Why is #CH_3OH# miscible in water whereas #CH_3(CH_2)_6OH# is not?

1 Answer
Jan 17, 2016

Answer:

Well, methanol is 1/2 a water molecule, and should show solubility in water; heptanol is not half of a water molecule, and would show solubility in aprotic solvents.

Explanation:

The longer the alkyl chain, the less soluble in water is the alcohol. Methanol and ethanol are infinitely miscible in water; propanol and butanol have limited solubility. Of course, if we add salts to the water phase, the alcohol may separate.

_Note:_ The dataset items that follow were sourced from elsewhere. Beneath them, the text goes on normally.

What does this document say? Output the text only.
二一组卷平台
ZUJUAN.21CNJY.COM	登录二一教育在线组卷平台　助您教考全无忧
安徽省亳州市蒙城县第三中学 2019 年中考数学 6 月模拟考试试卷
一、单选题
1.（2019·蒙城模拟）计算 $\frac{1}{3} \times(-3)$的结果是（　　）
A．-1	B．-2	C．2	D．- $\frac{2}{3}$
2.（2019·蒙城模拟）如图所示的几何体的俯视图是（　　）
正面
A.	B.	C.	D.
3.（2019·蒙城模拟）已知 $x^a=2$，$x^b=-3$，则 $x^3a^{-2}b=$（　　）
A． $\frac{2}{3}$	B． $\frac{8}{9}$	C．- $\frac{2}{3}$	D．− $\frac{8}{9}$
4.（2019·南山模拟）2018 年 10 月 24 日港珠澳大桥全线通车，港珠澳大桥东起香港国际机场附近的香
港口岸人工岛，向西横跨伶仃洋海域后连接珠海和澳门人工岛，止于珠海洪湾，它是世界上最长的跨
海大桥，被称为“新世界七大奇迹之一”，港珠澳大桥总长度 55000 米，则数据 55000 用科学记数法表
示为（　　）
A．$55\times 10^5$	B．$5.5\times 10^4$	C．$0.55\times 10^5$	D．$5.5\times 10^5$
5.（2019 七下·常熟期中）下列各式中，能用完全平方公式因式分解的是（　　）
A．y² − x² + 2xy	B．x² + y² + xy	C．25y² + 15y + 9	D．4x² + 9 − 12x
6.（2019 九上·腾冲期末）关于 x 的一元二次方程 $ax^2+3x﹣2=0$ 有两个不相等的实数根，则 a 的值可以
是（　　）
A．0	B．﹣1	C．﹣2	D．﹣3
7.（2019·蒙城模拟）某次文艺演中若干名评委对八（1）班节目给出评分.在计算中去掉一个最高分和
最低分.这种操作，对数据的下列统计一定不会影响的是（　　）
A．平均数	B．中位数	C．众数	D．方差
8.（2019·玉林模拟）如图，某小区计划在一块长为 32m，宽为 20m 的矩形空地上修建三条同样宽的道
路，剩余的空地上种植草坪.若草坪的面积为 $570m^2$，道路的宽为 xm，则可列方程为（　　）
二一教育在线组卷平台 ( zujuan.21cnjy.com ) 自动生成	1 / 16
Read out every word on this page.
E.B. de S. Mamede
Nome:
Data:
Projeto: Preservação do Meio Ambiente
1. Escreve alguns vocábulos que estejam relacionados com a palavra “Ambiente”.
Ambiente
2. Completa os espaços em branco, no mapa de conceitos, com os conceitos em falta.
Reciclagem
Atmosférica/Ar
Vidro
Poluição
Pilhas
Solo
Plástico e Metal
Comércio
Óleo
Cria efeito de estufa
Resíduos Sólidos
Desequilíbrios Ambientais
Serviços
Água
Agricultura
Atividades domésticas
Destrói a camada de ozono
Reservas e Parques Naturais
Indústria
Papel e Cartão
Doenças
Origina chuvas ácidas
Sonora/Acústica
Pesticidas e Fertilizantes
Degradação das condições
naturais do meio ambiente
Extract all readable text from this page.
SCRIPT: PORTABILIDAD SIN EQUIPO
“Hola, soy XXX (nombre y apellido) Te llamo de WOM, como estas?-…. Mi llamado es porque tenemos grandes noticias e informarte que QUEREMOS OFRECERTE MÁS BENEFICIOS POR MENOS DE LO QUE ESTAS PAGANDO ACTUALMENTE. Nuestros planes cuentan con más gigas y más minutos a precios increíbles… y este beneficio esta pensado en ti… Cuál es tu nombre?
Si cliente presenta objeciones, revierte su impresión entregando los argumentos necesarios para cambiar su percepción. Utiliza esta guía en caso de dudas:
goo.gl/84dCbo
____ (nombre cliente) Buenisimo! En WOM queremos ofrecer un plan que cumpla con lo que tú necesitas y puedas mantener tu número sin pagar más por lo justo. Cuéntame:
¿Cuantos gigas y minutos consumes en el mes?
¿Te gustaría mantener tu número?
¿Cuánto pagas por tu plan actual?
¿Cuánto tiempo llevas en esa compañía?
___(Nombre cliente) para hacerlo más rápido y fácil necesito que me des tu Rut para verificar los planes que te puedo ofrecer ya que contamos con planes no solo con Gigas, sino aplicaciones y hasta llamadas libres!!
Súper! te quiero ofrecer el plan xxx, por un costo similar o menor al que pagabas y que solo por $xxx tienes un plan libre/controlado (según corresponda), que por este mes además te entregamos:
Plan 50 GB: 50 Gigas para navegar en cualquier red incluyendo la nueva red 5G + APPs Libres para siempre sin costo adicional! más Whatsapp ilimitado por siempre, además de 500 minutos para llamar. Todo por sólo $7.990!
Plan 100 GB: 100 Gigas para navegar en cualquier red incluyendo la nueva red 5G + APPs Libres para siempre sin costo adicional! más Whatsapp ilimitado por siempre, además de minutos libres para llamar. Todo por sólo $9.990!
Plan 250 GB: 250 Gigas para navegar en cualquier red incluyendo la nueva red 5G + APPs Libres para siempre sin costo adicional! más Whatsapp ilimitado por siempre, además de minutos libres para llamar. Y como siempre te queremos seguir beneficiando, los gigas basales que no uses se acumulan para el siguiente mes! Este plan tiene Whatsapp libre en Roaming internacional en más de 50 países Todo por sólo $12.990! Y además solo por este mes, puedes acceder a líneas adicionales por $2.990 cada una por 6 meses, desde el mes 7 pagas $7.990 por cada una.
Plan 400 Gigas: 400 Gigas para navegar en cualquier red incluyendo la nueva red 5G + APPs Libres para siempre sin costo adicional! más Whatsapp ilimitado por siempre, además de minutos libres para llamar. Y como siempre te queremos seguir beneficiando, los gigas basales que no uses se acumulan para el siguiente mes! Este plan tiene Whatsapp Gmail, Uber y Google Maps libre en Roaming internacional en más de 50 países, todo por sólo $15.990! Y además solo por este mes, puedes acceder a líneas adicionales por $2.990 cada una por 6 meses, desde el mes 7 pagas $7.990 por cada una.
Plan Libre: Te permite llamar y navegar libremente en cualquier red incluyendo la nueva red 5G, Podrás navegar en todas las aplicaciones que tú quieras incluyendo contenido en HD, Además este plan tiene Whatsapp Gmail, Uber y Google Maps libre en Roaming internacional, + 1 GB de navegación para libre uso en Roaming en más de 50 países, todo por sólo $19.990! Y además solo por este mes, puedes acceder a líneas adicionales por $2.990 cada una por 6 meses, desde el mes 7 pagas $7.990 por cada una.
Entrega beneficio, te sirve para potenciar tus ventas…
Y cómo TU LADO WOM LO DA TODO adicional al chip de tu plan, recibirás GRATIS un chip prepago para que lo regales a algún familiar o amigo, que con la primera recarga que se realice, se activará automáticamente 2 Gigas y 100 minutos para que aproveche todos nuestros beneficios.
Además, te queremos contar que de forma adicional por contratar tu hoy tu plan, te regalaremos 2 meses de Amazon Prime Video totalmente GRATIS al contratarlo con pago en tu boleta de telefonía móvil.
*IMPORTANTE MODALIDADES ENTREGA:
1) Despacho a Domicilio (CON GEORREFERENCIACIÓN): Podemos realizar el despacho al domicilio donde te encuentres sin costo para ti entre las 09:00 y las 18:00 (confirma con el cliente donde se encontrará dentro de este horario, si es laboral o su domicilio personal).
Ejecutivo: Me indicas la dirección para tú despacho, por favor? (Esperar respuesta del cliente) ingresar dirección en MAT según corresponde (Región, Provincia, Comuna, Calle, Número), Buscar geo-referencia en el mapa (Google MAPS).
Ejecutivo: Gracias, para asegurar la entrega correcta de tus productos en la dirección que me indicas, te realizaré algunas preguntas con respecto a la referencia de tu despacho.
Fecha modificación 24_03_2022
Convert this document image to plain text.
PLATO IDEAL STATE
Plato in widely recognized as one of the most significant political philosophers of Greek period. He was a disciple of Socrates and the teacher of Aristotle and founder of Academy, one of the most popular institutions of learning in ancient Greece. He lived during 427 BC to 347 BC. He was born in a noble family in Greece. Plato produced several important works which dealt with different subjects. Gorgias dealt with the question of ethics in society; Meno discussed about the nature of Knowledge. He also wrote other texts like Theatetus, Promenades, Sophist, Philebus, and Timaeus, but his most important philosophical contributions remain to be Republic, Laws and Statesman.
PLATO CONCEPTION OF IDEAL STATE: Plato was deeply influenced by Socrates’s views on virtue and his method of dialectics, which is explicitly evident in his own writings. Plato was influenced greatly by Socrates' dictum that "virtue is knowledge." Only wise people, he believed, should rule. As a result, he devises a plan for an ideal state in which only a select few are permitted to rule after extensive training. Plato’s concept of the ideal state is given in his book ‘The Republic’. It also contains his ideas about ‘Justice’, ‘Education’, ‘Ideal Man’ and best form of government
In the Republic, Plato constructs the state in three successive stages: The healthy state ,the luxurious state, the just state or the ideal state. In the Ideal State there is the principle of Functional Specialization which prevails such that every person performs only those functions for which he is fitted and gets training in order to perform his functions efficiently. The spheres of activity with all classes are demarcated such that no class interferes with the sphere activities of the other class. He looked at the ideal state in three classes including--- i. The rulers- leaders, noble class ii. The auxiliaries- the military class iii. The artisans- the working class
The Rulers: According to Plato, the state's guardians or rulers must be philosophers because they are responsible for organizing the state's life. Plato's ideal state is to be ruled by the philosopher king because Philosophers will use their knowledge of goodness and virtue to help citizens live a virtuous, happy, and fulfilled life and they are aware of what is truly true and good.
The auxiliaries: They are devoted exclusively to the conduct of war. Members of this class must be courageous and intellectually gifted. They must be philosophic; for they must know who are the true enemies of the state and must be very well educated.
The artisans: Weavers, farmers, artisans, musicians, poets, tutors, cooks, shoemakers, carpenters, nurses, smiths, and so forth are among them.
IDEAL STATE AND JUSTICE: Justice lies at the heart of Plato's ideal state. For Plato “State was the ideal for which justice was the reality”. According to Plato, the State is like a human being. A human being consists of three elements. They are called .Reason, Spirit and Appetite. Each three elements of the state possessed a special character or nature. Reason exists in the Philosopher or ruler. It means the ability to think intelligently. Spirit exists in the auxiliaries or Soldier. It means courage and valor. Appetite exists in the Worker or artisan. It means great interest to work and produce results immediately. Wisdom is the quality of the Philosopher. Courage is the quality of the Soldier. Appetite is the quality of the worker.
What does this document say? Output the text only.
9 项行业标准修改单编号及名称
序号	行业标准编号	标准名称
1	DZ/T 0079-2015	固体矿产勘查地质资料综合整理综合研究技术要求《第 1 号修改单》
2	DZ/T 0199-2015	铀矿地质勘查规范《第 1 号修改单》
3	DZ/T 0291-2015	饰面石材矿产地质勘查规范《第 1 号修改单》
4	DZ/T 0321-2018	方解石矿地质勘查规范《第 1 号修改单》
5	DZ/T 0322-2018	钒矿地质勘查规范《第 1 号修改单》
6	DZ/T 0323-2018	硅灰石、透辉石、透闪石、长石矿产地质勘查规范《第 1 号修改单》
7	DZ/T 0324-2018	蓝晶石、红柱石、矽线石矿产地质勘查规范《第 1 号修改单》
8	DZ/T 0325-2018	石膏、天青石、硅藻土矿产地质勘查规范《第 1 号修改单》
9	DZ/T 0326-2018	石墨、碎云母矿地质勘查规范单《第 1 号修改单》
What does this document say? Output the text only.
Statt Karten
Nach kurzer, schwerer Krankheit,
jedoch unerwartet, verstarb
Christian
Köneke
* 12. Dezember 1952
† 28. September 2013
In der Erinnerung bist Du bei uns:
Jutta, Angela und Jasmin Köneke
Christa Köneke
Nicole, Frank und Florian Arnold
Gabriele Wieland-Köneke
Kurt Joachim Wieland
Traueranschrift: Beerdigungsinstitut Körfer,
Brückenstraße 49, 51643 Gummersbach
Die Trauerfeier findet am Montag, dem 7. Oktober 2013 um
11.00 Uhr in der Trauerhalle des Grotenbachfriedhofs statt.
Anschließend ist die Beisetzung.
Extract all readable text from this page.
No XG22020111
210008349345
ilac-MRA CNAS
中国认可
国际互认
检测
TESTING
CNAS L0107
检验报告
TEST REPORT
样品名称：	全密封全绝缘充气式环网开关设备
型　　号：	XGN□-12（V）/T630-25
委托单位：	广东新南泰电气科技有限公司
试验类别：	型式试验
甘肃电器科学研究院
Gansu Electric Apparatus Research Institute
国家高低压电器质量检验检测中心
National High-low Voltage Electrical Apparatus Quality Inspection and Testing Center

The longer the alkyl chain, the more important (and the greater the magnitude of) the dispersion forces that operate between the chains. For long alkyl chains, dispersion forces are the most important intermolecular force. Please check the boiling points of homologous alcohols. As chain length increases, hydrogen bonding ceases to be the dominant intermolecular force. Hydrogen bonding with water thus becomes less viable, and solubility of the long-chain alcohol IN WATER decreases.

As another effect to consider, you should know that ethanol and hexanes are MISCIBLE (i.e one is soluble in the other in any proportion); methanol and hexanes are IMMISCIBLE. How can you develop the ideas here to rationalize this phenomenon?